Zrobiło się strasznie głucho, cicho...

Stał tak przez chwilę, z uniesionymi wciąż ramionami, a ja byłem cicho, bo bałem się cokolwiek powiedzieć.

– Tak bardzo ich kochałem. – powiedział i opuścił ramiona w dół. Wolno odwracał się.

– I co... – coś utknęło mi w gardle, chrząknąłem. – I co dalej? – zapytałem krótko.

– Wracamy. – powiedział krótko. – Wracamy, sterniku.

– Ale, co ja mam robić? – byłem zdziwiony. – Nie umiem tym sterować? – było mi wesoło, ale tylko ze względu na Niego, starałem się zachowywać poważnie.

Spojrzał wesoło na mnie i podszedł do steru. Spojrzał na monitor. Pomiędzy dwoma punktami widniała czerwona, prosta krecha.

– Wszystko w porządku. – z uśmiechem spojrzał znów na mnie.

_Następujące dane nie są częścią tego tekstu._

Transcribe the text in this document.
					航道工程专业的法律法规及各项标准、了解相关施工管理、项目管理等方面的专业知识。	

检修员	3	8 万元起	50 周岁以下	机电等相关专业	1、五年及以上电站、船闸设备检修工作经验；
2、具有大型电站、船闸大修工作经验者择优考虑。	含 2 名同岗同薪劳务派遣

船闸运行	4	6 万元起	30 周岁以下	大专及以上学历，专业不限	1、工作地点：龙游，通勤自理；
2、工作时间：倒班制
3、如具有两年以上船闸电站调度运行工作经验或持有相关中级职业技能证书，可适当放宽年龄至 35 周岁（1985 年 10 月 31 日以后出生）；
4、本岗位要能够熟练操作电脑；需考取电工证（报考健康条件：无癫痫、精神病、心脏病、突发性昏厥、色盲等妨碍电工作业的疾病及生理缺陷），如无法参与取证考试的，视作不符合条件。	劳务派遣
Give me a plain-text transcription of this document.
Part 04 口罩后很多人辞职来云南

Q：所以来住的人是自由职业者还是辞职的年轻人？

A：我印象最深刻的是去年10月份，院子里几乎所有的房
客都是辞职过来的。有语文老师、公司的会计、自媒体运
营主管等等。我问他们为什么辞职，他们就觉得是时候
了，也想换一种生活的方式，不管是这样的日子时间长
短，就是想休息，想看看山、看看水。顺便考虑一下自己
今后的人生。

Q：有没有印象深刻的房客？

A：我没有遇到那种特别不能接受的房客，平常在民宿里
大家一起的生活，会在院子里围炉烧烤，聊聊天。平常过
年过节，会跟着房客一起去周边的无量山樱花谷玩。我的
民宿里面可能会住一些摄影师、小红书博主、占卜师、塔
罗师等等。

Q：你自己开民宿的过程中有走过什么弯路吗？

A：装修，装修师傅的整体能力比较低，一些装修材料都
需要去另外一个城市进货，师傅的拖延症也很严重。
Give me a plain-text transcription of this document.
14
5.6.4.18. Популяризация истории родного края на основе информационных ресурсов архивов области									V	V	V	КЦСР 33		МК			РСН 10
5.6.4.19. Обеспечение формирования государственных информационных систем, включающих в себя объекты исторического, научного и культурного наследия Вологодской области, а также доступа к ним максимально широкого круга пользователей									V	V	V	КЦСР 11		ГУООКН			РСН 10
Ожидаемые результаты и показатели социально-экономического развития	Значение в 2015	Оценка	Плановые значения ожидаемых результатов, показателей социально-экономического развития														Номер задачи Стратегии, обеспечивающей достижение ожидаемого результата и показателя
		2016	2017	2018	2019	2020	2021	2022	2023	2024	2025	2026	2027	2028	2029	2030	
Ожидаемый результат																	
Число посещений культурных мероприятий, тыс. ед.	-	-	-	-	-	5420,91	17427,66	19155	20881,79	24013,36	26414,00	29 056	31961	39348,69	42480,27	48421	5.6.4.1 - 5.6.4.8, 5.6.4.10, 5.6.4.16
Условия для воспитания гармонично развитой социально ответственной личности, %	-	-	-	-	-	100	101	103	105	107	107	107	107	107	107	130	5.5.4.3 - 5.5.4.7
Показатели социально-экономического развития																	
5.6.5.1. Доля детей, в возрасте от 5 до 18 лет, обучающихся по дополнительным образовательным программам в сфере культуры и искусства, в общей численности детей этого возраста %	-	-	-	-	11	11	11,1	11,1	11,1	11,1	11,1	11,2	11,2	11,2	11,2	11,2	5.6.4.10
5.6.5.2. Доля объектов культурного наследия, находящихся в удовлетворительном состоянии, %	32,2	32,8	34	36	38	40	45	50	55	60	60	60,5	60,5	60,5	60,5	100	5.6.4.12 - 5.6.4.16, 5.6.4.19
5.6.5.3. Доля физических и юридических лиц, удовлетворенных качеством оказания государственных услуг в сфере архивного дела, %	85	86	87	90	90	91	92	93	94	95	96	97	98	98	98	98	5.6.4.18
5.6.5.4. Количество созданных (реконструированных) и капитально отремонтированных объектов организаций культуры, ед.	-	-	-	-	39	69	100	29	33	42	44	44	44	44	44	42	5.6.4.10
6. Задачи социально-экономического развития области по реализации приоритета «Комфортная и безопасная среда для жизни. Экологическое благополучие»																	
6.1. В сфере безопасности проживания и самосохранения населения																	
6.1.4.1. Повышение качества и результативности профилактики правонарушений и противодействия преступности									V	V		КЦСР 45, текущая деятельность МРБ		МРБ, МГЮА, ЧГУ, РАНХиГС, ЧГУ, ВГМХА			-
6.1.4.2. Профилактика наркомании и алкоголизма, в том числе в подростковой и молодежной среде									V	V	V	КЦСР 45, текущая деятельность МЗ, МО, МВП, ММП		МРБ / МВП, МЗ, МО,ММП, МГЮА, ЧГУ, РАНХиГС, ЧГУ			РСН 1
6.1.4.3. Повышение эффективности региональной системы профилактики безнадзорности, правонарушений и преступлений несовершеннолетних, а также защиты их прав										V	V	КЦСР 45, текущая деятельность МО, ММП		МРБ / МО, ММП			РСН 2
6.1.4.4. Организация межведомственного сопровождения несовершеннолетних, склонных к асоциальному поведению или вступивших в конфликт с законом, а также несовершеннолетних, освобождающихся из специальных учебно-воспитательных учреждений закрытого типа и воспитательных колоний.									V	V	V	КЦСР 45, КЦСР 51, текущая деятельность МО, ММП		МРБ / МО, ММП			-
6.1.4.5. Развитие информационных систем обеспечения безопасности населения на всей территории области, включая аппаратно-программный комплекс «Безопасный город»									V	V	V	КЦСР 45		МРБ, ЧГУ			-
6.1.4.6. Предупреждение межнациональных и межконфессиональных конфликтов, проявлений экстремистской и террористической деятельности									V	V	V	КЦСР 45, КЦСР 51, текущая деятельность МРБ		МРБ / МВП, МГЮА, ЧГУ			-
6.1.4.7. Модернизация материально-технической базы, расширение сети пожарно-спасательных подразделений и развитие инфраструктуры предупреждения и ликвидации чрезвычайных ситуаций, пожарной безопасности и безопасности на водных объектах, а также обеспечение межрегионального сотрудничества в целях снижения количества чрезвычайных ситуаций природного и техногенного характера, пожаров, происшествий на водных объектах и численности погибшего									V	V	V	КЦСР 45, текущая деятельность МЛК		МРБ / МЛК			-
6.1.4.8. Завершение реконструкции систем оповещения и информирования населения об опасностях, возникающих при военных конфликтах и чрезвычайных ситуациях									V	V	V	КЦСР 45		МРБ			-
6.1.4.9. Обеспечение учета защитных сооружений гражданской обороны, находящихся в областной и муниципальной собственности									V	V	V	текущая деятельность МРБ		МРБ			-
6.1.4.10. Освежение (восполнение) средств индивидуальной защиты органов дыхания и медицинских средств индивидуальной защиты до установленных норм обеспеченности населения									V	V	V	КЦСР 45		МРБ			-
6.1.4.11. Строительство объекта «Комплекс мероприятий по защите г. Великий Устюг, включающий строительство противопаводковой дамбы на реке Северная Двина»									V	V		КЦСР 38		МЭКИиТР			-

– To znaczy, że ten pojazd jest tak nowoczesny, że sam będzie naprowadzał się?? – z jeszcze większym uwielbieniem spoglądałem na Niego.

– Do innego pojazdu nie chciałbym wejść. – zdawało mi się z takim samym oddaniem spojrzał na mnie i tak samo odzywał się do mnie. – Z innego pojazdu nie chciałbym korzystać?

Zrobiłem chyba jakąś głupią minę, ale zaraz poprawiłem ją na inną.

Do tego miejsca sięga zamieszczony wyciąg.